With the last FOMC meeting of the year and November CPI scheduled in a 24-hour window, all attention will focus on macro-narrative. Although these events will likely overshadow earnings, this week’s corporate results could signal an inflection point in earnings performance from hardware AI beneficiaries (like semiconductors) to software AI beneficiaries.

Macro Releases:

  • Consumer Price Index (CPI, Tuesday): Emphasis will be on the core, which is forecasted to come in at 0.3% on a monthly basis and 4.0% on an annual basis. Although I expect a benign print, the FOMC Meeting the following day has the power to build or quash any momentum, bullish or bearish, this print generates.
  • Federal Open Market Committee Meeting (FOMC Meeting, Wednesday): Given the Fed’s messaging and data since the last meeting, the market has already factored in no action at the upcoming meeting. I share this view. The main focus will be on how the Fed adjusts its language to acknowledge the clear progress made on inflation, which suggests that the next Fed action is more likely to be a cut than a hike. Investors will keenly watch for any changes in the prepared remarks released at 2PM and the subsequent press conference at 2:30PM.
  • Retail Sales (Thursday): Analysts predict a -0.1% reading. In terms of inflation, a beat could stoke concerns, while a miss should achieve the opposite. However, considering the robust Black Friday and Cyber Monday numbers, it is possible that a hot number be dismissed as an outlier.

Micro Release:

  • Software: Two significant AI beneficiaries are set to report this week – Oracle (ORCL) on Tuesday and Adobe (ADBE) on Wednesday. Relative to AI-hardware companies like Nvidia and Broadcom, AI-software firms have yet to fully realize the earnings impact of reduced costs and increased pricing on AI-enhanced products. As this software cohort – ORCL, ADBE, CRM, NOW, SNOW (to name a few) – begins demonstrating the returns on their AI investments in the coming quarters, I anticipate these stocks will find a new bullish gear, similar to the action that played out in the hardware cohort in the third and fourth quarters of 2023.
  • Retail: Costco (COST) reports on Thursday.  Given the market often gets this stock wrong post-earnings and that expectations are elevated due to trading near the all-time high, I anticipate a short-term negative earnings reaction. For those holding the stock, it’s crucial to remember that Costco operates on volume, not margins. Consequently, their success should be measured by sales and membership numbers. If these metrics hold up and the stock goes down, you have to consider adding or evening starting a position in this top-tier retail stock.  

Commodity Communique

November’s phenomenal equity performance, dubbed the “everything rally”, notably snubbed the energy sector. Soft economic data and a mild winter contributed to subdued industrial and energy prices during the month.
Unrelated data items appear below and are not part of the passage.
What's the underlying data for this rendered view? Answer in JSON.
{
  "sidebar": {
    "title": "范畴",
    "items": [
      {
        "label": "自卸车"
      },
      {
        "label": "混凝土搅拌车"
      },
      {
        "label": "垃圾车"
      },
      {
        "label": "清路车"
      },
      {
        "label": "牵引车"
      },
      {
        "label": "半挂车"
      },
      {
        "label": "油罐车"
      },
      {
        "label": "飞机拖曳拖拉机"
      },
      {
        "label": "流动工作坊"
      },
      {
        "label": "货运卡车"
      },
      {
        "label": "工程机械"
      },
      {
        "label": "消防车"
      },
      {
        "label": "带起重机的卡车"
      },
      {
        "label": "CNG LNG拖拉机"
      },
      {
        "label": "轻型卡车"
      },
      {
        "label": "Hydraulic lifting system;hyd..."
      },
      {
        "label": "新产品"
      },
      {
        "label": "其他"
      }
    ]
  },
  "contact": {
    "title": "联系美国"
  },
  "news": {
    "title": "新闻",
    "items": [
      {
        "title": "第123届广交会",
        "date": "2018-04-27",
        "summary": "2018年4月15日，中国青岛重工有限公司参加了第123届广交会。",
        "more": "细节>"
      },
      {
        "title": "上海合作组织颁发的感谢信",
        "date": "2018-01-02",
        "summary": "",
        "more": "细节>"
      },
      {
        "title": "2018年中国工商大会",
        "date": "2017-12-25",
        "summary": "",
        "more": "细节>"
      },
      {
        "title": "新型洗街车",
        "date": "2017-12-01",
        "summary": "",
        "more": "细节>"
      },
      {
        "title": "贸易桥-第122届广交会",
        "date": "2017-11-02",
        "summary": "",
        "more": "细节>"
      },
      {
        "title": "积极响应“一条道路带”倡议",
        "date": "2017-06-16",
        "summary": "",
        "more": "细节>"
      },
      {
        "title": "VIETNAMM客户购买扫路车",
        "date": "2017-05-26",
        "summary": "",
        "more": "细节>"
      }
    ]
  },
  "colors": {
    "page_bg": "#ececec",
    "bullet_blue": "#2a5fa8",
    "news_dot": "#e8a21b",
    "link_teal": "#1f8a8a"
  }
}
Typically, softness in commodities is interpreted as a recessionary indicator as the low demand for commodities implies a decrease in economic activity. Provided commodities remain within their established ranges, I do not foresee this commodity weakness evolving into a recessionary omen. Instead, I interpret it as a positive factor for inflation sentiment and consumer discretionary stocks.

According to GasBuddy, since peaking in September, the average U.S. gasoline price has steadily declined to a new yearly low. Lower gas prices translate to increased disposable income. This effective gas-rebate puts more cash in consumer pockets at the peak of holiday spending, potentially fueling performance for consumer discretionary stocks.